Il big tech è stato tra i maggiori perdenti del 2022. Partendo da valutazioni alte, i titoli del settore sono crollati quando le banche centrali hanno iniziato i rialzi dei tassi. Di conseguenza, parte del recente rally del settore è attribuibile a una ripresa dall’anno scorso, quando c’era un’inflazione più elevata e maggiore incertezza. Nel 2023, la politica monetaria ha influito meno sul tech: gli investitori credono che i rialzi dei tassi termineranno presto e non prevedono un crollo economico. Inoltre, il boom dell’intelligenza artificiale ha suscitato una crescita significativa del settore, con l’indice Nasdaq 100, incentrato sulla tecnologia, che è cresciuto del 38% da inizio anno. Tuttavia, la maggior parte della performance è attribuibile a 6 delle principali aziende del settore: Meta, Microsoft, Nvidia, Apple, Alphabet e Amazon. Analizzando l’indice Nasdaq 100, notiamo che quest’ultime contribuiscono alla performance totale del 38% circa per 26,77 punti.

Cosa ci aspettiamo per il futuro del big tech? Nel breve termine, certi analisti si preoccupano della mancanza di una crescita elevata e sostenibile del fatturato.
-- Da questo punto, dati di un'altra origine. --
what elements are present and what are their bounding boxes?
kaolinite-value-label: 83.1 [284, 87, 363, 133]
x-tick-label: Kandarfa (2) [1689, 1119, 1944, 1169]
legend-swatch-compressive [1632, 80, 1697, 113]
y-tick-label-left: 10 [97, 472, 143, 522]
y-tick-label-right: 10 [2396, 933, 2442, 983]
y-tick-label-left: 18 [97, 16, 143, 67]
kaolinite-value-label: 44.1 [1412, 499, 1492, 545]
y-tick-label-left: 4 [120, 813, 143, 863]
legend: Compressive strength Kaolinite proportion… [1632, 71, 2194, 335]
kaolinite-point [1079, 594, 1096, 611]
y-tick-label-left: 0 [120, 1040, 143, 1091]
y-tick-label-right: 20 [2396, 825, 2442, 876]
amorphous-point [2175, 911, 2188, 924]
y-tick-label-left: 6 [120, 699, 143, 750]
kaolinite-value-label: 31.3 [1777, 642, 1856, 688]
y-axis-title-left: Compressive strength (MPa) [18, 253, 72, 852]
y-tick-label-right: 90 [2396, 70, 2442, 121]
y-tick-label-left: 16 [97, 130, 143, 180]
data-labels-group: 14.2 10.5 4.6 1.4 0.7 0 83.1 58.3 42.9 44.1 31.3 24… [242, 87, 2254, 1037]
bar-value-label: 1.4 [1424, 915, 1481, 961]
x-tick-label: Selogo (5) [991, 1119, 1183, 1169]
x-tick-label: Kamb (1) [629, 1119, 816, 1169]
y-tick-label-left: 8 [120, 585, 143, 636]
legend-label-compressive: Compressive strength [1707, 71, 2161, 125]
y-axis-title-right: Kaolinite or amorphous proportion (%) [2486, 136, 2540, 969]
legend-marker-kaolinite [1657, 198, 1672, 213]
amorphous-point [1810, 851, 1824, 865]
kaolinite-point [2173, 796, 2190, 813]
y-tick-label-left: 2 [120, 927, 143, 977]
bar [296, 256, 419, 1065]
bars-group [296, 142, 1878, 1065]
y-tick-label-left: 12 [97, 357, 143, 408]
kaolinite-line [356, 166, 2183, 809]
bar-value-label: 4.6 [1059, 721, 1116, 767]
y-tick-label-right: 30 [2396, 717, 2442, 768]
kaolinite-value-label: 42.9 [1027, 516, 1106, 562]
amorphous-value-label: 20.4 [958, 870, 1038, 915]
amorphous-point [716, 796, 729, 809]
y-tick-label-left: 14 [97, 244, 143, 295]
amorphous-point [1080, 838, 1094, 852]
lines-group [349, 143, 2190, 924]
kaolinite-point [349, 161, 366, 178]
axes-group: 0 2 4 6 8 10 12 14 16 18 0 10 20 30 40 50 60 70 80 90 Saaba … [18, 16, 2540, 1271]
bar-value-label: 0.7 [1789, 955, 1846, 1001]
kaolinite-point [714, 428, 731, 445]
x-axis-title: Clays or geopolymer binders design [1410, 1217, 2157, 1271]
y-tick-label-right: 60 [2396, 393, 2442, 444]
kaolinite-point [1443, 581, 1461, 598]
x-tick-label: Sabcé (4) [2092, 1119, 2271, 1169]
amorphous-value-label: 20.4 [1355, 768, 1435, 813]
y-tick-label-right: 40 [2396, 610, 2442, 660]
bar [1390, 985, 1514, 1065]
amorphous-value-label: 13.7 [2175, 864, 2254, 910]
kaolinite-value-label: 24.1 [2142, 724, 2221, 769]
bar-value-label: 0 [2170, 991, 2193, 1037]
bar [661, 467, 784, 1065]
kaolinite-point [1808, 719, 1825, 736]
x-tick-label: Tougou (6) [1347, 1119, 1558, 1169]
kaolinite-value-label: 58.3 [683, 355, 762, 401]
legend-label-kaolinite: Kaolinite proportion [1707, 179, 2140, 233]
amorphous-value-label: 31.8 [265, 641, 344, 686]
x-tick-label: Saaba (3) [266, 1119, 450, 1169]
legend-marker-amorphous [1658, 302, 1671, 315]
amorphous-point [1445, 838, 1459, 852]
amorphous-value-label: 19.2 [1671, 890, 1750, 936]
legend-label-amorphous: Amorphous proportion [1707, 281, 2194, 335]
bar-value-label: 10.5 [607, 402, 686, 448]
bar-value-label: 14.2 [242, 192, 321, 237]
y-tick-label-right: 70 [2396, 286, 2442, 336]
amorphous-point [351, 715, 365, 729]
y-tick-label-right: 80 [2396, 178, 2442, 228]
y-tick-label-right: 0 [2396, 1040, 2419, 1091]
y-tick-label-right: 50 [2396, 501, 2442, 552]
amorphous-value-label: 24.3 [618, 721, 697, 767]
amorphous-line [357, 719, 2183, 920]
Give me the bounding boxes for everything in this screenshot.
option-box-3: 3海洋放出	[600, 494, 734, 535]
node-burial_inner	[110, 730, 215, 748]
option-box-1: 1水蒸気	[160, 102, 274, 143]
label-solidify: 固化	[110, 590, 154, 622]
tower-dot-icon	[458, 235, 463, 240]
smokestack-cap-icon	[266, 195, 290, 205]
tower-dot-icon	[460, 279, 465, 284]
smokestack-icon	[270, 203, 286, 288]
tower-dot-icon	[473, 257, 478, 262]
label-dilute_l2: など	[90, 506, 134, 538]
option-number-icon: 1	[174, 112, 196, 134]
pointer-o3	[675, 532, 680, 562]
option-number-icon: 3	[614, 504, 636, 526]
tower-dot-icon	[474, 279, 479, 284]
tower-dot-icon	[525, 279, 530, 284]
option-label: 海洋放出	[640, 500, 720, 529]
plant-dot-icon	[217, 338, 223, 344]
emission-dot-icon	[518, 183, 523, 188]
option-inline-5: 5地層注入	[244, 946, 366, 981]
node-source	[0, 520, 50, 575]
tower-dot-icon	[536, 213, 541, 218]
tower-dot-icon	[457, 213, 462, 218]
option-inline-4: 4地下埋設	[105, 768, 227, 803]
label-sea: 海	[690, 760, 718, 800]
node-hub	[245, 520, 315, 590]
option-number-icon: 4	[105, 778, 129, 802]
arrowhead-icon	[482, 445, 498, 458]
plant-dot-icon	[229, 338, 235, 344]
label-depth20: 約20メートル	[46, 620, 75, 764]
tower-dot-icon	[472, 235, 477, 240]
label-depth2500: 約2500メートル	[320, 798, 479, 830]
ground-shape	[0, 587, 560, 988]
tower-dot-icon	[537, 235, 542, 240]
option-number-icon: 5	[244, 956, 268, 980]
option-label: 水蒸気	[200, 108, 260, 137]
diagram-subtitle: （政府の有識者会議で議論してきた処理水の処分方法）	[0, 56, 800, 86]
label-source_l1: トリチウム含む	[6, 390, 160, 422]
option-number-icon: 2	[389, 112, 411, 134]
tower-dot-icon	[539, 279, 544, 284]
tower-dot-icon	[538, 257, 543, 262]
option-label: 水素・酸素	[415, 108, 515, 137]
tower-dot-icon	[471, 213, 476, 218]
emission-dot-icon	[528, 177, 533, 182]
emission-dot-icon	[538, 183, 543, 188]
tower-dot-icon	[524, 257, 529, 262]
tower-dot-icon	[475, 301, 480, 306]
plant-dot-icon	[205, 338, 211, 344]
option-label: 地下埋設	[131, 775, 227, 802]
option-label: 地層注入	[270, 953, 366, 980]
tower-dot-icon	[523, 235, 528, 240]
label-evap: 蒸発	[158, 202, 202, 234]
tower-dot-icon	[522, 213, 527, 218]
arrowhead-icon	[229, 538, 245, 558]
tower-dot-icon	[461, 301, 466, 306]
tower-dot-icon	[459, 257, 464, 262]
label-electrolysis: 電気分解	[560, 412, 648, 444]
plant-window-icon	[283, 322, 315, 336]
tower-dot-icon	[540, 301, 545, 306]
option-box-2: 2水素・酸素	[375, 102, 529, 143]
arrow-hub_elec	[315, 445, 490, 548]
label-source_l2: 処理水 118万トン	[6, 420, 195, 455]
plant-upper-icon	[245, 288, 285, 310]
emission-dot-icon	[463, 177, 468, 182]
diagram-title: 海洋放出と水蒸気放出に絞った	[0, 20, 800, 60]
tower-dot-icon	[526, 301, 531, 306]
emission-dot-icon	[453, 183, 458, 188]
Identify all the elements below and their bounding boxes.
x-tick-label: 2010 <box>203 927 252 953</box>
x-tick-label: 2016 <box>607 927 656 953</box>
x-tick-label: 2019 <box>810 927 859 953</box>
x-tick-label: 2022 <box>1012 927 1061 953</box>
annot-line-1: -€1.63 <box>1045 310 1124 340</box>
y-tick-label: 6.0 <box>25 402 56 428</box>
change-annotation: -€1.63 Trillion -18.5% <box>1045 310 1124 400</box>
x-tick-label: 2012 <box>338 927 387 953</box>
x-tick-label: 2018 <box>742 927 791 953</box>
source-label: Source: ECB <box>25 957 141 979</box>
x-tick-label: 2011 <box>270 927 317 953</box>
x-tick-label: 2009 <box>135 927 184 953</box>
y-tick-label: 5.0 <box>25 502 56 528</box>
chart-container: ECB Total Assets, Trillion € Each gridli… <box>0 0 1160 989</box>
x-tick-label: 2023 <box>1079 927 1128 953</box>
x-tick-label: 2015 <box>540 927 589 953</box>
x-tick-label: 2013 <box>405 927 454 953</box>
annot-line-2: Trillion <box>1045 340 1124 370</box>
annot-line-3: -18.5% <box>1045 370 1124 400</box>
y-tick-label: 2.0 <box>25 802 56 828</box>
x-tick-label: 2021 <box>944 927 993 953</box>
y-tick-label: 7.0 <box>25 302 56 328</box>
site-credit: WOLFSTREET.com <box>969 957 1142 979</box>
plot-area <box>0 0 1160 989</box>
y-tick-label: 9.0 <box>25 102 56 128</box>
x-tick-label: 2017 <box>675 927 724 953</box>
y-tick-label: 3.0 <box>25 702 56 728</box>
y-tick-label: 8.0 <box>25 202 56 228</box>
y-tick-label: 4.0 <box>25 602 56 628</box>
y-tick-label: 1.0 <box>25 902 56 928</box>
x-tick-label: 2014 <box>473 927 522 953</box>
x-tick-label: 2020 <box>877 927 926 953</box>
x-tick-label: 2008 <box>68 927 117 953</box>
Infatti, il recente miglioramento dei margini di profitto di alcune aziende è causato principalmente da tagli dei costi e non da un aumento delle vendite. Inoltre, molti investitori sostengono che il big tech abbia rapporti prezzi-utili troppo elevati, il che significherebbe che le valutazioni delle aziende sopravvalutate potrebbero scendere in futuro. Analizzando i possibili effetti della politica monetaria restrittiva negli Stati Uniti, dove è situata la maggior parte delle aziende del big tech, si osservano diversi scenari. Se i rialzi dei tassi non dovessero causare una recessione moderata, ma un rallentamento più significativo, i titoli del settore potrebbero scendere. Ad ogni modo, anche se non ci fosse una recessione, e quindi la Fed decidesse di continuare ad alzare i tassi d’interesse, le aziende del tech potrebbero risentirne. Infatti, crescerebbe il costo del debito e diminuirebbero le valutazioni, dato che i flussi di cassa futuri verrebbero scontati maggiormente. Infine, le tensioni geopolitiche tra Stati Uniti e Cina, e i dazi che ne conseguono, aumenteranno i costi di produzione. Nel lungo termine, l’inasprimento del quadro normativo, particolarmente nell’Unione Europea, potrebbe creare alcuni problemi ai business del big tech. Per sostenere la redditività e per fidelizzare la clientela le aziende del settore dovranno proporre nuovi servizi e alcune si stanno già muovendo in tal senso. Apple, per esempio, offre il servizio Pay Later, che permette ai clienti di pagare i loro acquisti in più rate. Inoltre, la digitalizzazione dell’economia, un trend che si prolungherà per decenni, potrà portare un importante beneficio. ll big tech dovrà trarne concretamente vantaggio, in termini di profittabilità, sfruttando le nuove tecnologie disruptive offerte dall’intelligenza artificiale.